I’m a crack o’ dawn man. Always have been. Grew up on a farm, served my country in ‘Nam, swore to protect and serve. There’s no sleeping in after that many 4 AM mornings. Even if I’ve spent the last thirty of my seventy-five years running a bed-and-breakfast for mystery authors, I still rise with the earliest light.

Breakfast’s first up. Gotta feed the authors and power their brains for the day! You would not believe how many of them put Moorehaven’s food in their books. I didn’t think I’d like cooking, but that’s because I never really knew how. The Moorehaven B&B used to have just one occupant—my old friend, A. Raymond Moore. Yeah, that one, the world-famous mystery author. Though he was a confirmed bachelor, he had a mountain of recipes handed down to him from his great-aunt Felicity, who built this Victorian mansion in 1891, in the newborn town of Seacrest, right at the edge of the Pacific. Ray taught me how to cook when I was forty, as if I was the son he never had. Took me until after he passed to realize that despite being rich and famous, he was lonely. Why he picked me, I’ll never know. But he changed my life. And my palate.

My great-niece runs the place now: Pippa. Smart as a whip. She’s got a head for newfangled things like the Internet and book-signing events. And updating Moore’s recipes so they boost brainpower and such. Me, I stick with what I know, which involves pipes, wires, and the occasional paintbrush. I like to walk through the library once a day, make sure the books are all evened up on the shelves. We’ve got all of Moore’s books, as well as stuff his contemporaries wrote. He and Agatha Christie corresponded during WWII. I’ve got all her books in my library, and those letters are up in the gallery.

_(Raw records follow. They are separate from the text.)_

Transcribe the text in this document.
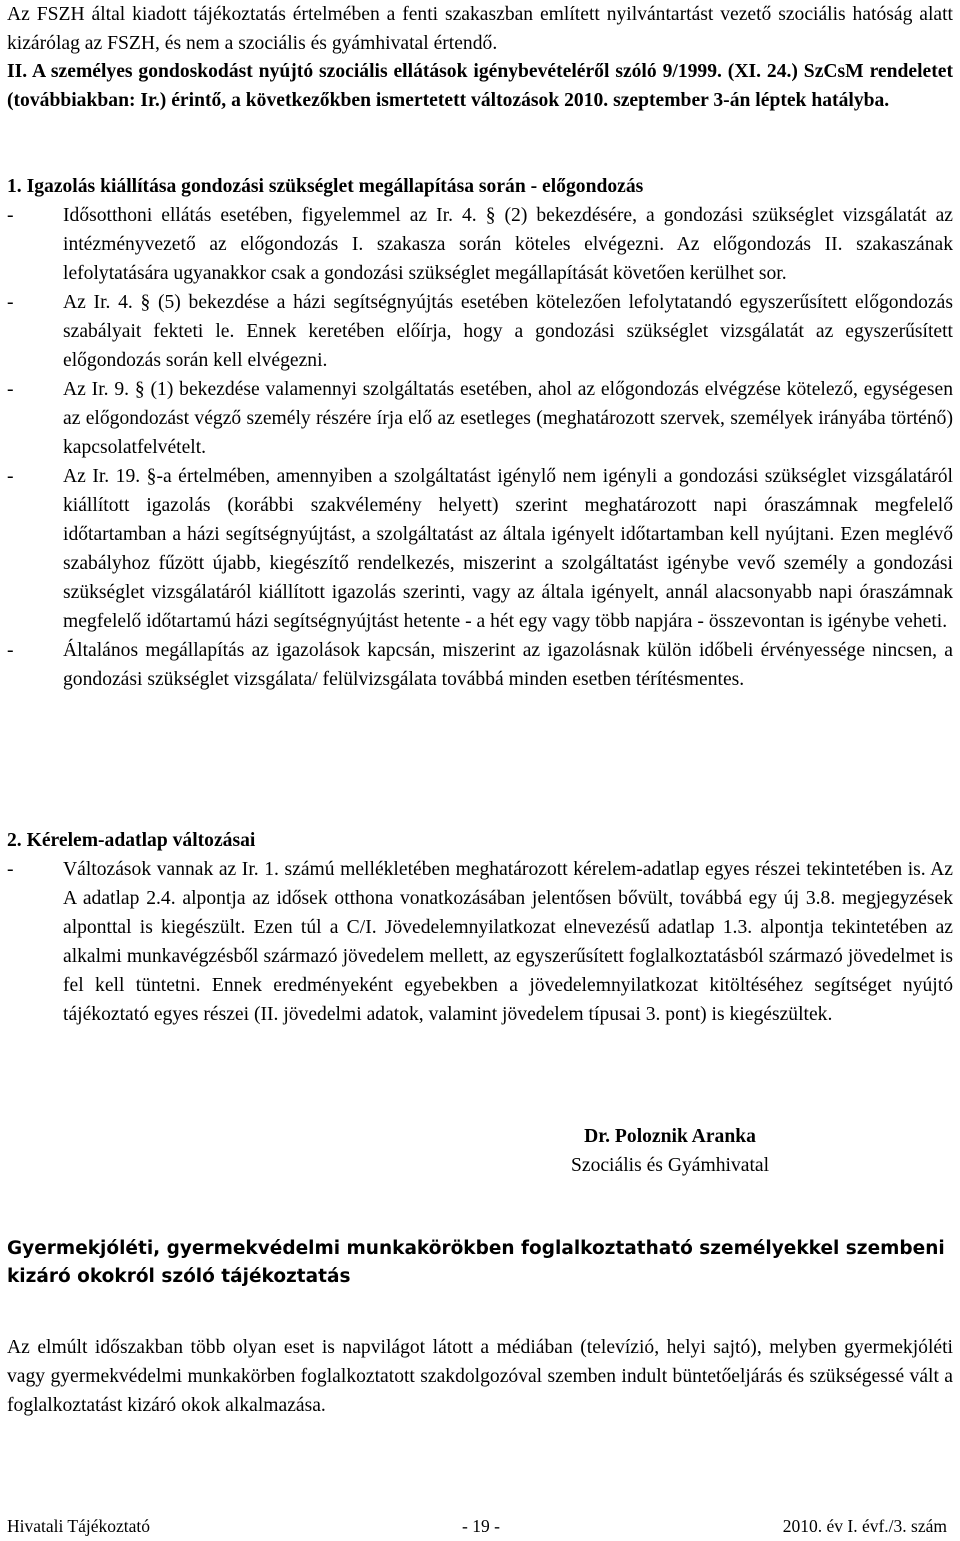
Az FSZH által kiadott tájékoztatás értelmében a fenti szakaszban említett nyilvántartást vezető szociális hatóság alatt kizárólag az FSZH, és nem a szociális és gyámhivatal értendő.

II. A személyes gondoskodást nyújtó szociális ellátások igénybevételéről szóló 9/1999. (XI. 24.) SzCsM rendeletet (továbbiakban: Ir.) érintő, a következőkben ismertetett változások 2010. szeptember 3-án léptek hatályba.

1. Igazolás kiállítása gondozási szükséglet megállapítása során - előgondozás

-	Idősotthoni ellátás esetében, figyelemmel az Ir. 4. § (2) bekezdésére, a gondozási szükséglet vizsgálatát az intézményvezető az előgondozás I. szakasza során köteles elvégezni. Az előgondozás II. szakaszának lefolytatására ugyanakkor csak a gondozási szükséglet megállapítását követően kerülhet sor.
-	Az Ir. 4. § (5) bekezdése a házi segítségnyújtás esetében kötelezően lefolytatandó egyszerűsített előgondozás szabályait fekteti le. Ennek keretében előírja, hogy a gondozási szükséglet vizsgálatát az egyszerűsített előgondozás során kell elvégezni.
-	Az Ir. 9. § (1) bekezdése valamennyi szolgáltatás esetében, ahol az előgondozás elvégzése kötelező, egységesen az előgondozást végző személy részére írja elő az esetleges (meghatározott szervek, személyek irányába történő) kapcsolatfelvételt.
-	Az Ir. 19. §-a értelmében, amennyiben a szolgáltatást igénylő nem igényli a gondozási szükséglet vizsgálatáról kiállított igazolás (korábbi szakvélemény helyett) szerint meghatározott napi óraszámnak megfelelő időtartamban a házi segítségnyújtást, a szolgáltatást az általa igényelt időtartamban kell nyújtani. Ezen meglévő szabályhoz fűzött újabb, kiegészítő rendelkezés, miszerint a szolgáltatást igénybe vevő személy a gondozási szükséglet vizsgálatáról kiállított igazolás szerinti, vagy az általa igényelt, annál alacsonyabb napi óraszámnak megfelelő időtartamú házi segítségnyújtást hetente - a hét egy vagy több napjára - összevontan is igénybe veheti.
-	Általános megállapítás az igazolások kapcsán, miszerint az igazolásnak külön időbeli érvényessége nincsen, a gondozási szükséglet vizsgálata/ felülvizsgálata továbbá minden esetben térítésmentes.

2. Kérelem-adatlap változásai

-	Változások vannak az Ir. 1. számú mellékletében meghatározott kérelem-adatlap egyes részei tekintetében is. Az A adatlap 2.4. alpontja az idősek otthona vonatkozásában jelentősen bővült, továbbá egy új 3.8. megjegyzések alponttal is kiegészült. Ezen túl a C/I. Jövedelemnyilatkozat elnevezésű adatlap 1.3. alpontja tekintetében az alkalmi munkavégzésből származó jövedelem mellett, az egyszerűsített foglalkoztatásból származó jövedelmet is fel kell tüntetni. Ennek eredményeként egyebekben a jövedelemnyilatkozat kitöltéséhez segítséget nyújtó tájékoztató egyes részei (II. jövedelmi adatok, valamint jövedelem típusai 3. pont) is kiegészültek.

Dr. Poloznik Aranka

Szociális és Gyámhivatal

Gyermekjóléti, gyermekvédelmi munkakörökben foglalkoztatható személyekkel szembeni kizáró okokról szóló tájékoztatás

Az elmúlt időszakban több olyan eset is napvilágot látott a médiában (televízió, helyi sajtó), melyben gyermekjóléti vagy gyermekvédelmi munkakörben foglalkoztatott szakdolgozóval szemben indult büntetőeljárás és szükségessé vált a foglalkoztatást kizáró okok alkalmazása.

Hivatali Tájékoztató	- 19 -	2010. év I. évf./3. szám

I take a pass through the gallery, too. Ray left me all his notes and papers when he died. We both hated dealing with paperwork, so he pawned his off on me. His final joke—thanks a lot, Ray. The gallery’s glass cases showcase whatever manuscripts or inspirational trinkets Pippa’s got on the schedule, and I try my best to keep all the rest of Ray’s mess organized in the storage shelves.

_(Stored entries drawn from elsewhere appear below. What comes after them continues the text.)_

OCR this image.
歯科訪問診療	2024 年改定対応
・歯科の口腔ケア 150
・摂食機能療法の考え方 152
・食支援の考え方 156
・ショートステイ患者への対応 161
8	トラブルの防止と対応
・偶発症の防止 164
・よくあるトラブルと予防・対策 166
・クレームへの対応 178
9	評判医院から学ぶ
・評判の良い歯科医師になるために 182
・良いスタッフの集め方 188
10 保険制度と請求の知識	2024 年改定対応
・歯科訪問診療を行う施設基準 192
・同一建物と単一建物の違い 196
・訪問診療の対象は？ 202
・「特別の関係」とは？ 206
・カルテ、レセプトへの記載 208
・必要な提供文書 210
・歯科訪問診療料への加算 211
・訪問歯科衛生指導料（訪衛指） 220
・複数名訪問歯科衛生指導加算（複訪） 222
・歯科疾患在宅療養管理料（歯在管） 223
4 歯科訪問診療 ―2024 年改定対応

While I do have a work schedule, authors sometimes ask me to expound on topics for their book research. I’ll talk about Moore, the history of Moorehaven, even Vietnam. But I always find it weird when they ask personal stuff. Pretty sure I ain’t interesting. I’m a former cop who runs a B&B. But they keep telling me I’m fascinating and adventurous. I guess my doppelgangers show up that way in their books, and that’s just fine by me.

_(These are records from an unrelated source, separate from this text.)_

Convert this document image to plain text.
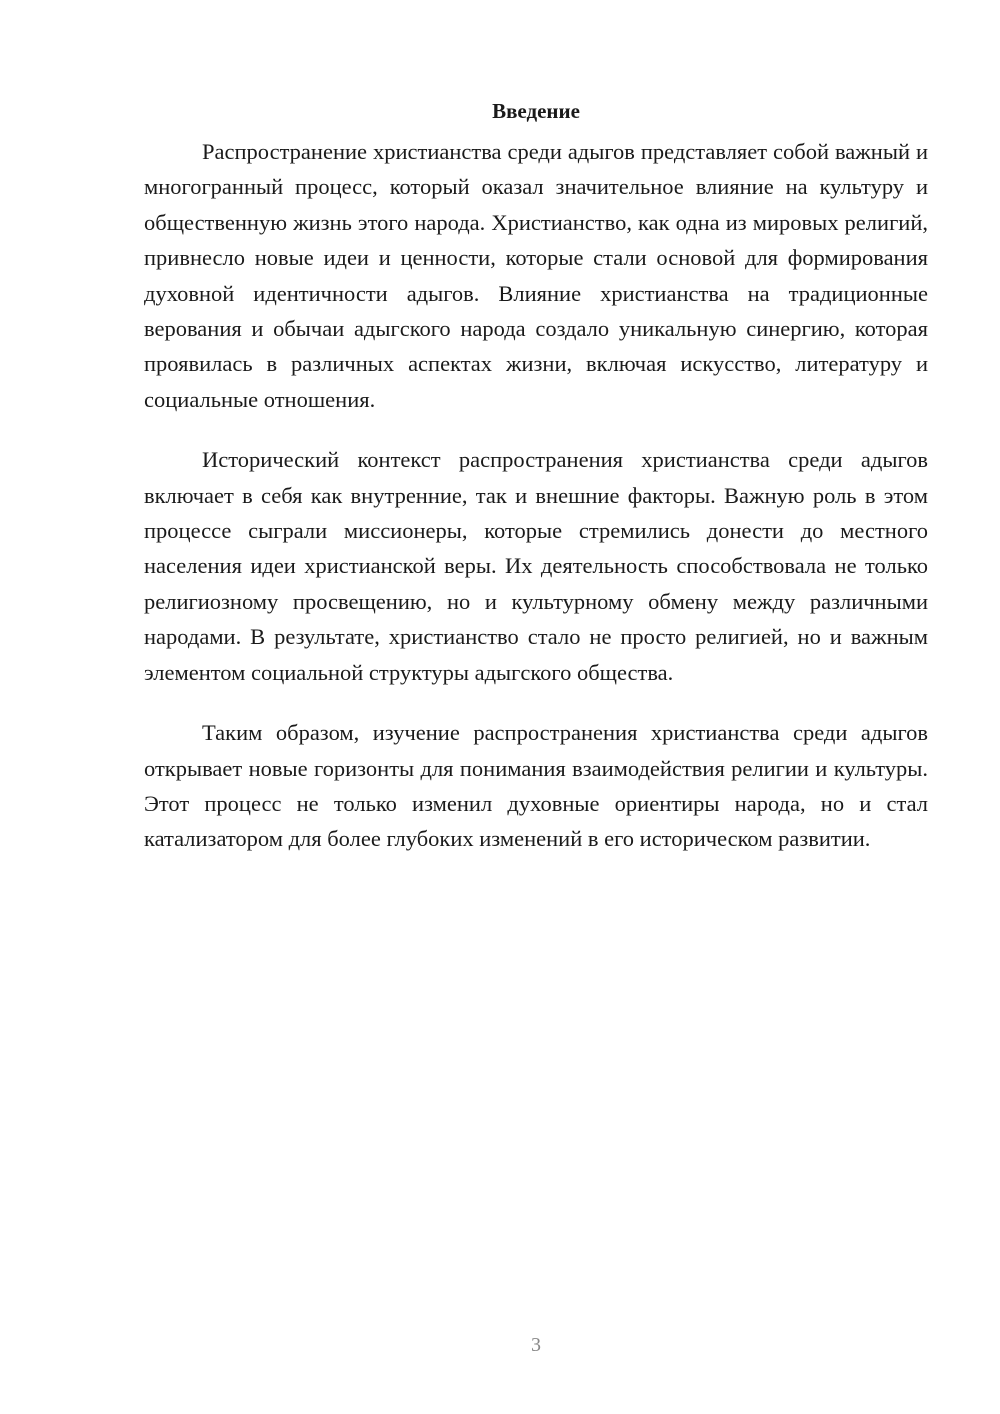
Введение

Распространение христианства среди адыгов представляет собой важный и многогранный процесс, который оказал значительное влияние на культуру и общественную жизнь этого народа. Христианство, как одна из мировых религий, привнесло новые идеи и ценности, которые стали основой для формирования духовной идентичности адыгов. Влияние христианства на традиционные верования и обычаи адыгского народа создало уникальную синергию, которая проявилась в различных аспектах жизни, включая искусство, литературу и социальные отношения.

Исторический контекст распространения христианства среди адыгов включает в себя как внутренние, так и внешние факторы. Важную роль в этом процессе сыграли миссионеры, которые стремились донести до местного населения идеи христианской веры. Их деятельность способствовала не только религиозному просвещению, но и культурному обмену между различными народами. В результате, христианство стало не просто религией, но и важным элементом социальной структуры адыгского общества.

Таким образом, изучение распространения христианства среди адыгов открывает новые горизонты для понимания взаимодействия религии и культуры. Этот процесс не только изменил духовные ориентиры народа, но и стал катализатором для более глубоких изменений в его историческом развитии.

3
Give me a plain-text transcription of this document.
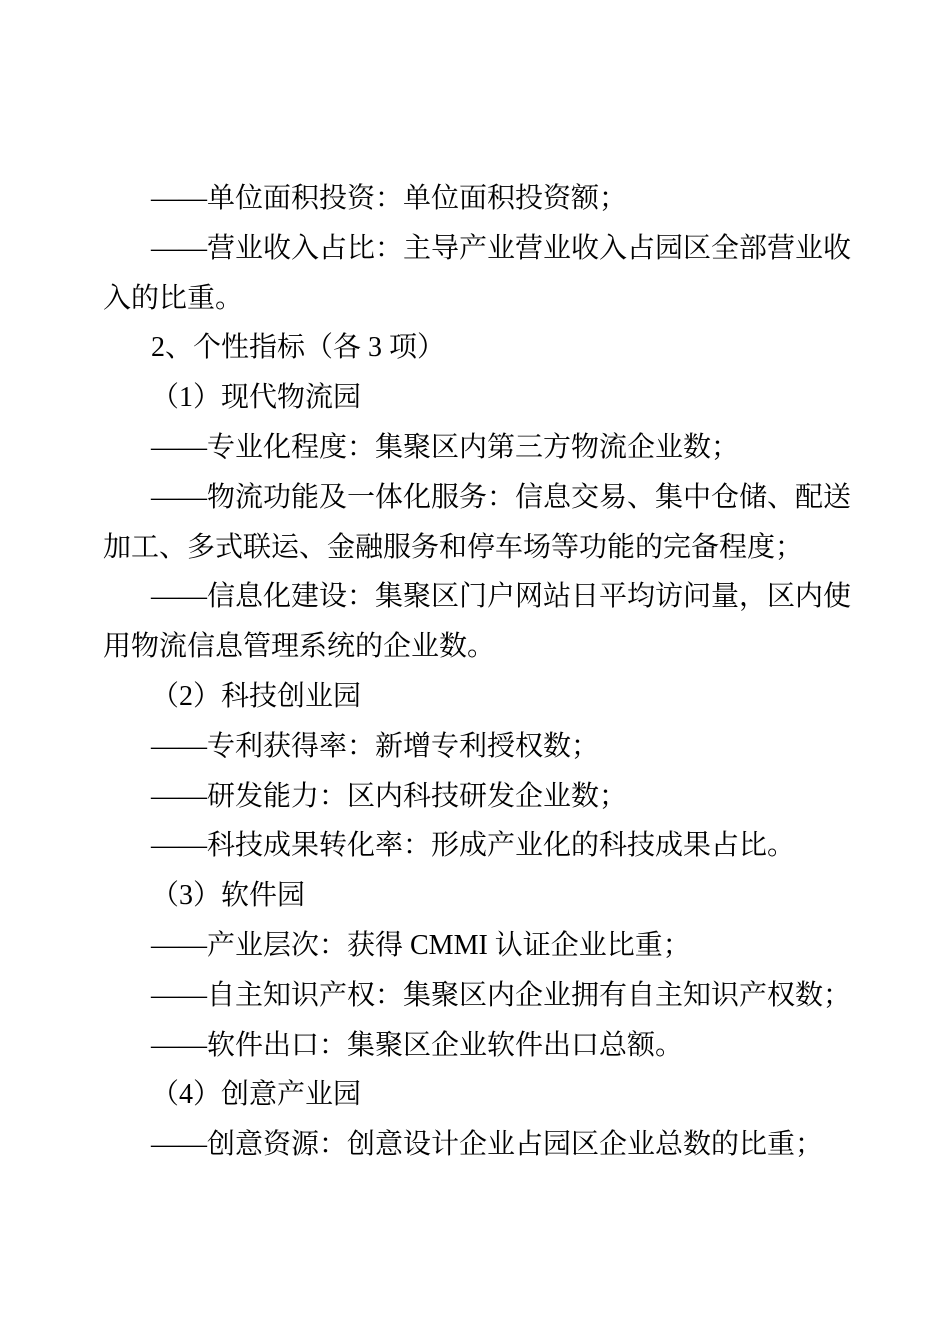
——单位面积投资：单位面积投资额；
——营业收入占比：主导产业营业收入占园区全部营业收
入的比重。
2、个性指标（各 3 项）
（1）现代物流园
——专业化程度：集聚区内第三方物流企业数；
——物流功能及一体化服务：信息交易、集中仓储、配送
加工、多式联运、金融服务和停车场等功能的完备程度；
——信息化建设：集聚区门户网站日平均访问量，区内使
用物流信息管理系统的企业数。
（2）科技创业园
——专利获得率：新增专利授权数；
——研发能力：区内科技研发企业数；
——科技成果转化率：形成产业化的科技成果占比。
（3）软件园
——产业层次：获得 CMMI 认证企业比重；
——自主知识产权：集聚区内企业拥有自主知识产权数；
——软件出口：集聚区企业软件出口总额。
（4）创意产业园
——创意资源：创意设计企业占园区企业总数的比重；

Every single room of this old mansion has some memory or another for me. In the second-floor sunroom, Moore got me to try one of the Cuban cigars he’d gotten from a smuggler friend after the trade embargo in ‘62. He laughed his head off when I choked on the smoke and nearly set the carpet on fire trying to give it back to him. And I can’t look at the northeast turret, called the Oubliette, without remembering the overly adventurous author who climbed outside its third-story window in a rainstorm to re-enact his hero’s daring rescue—and ended up in the hospital with a couple of broken limbs for his trouble. His book was a bestseller, though. Go figure.

Moorehaven sits right on the hard edge of the continent, so we get most all the weather there is: fog, rain, fog, drizzle, fog, sun, fog, clouds, fog, hail, fog, wind, and did I mention the fog? Because we get fog sometimes. Just so you know. I like the fog. Kinda miss the endless roll of green fields, but I ain’t seen them in over sixty years. I make sure we have a regular supply of loaner umbrellas and slickers by the front door for our guests. The weather shifts quickly here. Gotta keep on your toes.

Nightfall’s no guarantee that all our authors are back inside from their adventures. I’ve gone on more than a few rescue missions, and I usually find our “lost” guests sitting somewhere right out in the open, scribbling or typing ideas madly so they don’t lose the ideas they just had. These creative folks simply lose track of the time. And the place. Ain’t nowhere in the world as good for the mystery author’s soul as a stay at Moorehaven. And there ain’t nowhere in the world as good for my soul as doing what I can to keep those authors fed, watered, and sheltered. And occasionally saved from their own Method research. Just doing my part to make the mystery genre a more fascinating place. Stop by anytime. We’ll be glad to see ya.


You can read more about Hilt in Smugglers & Scones, the first book in the “Moorehaven” mystery series.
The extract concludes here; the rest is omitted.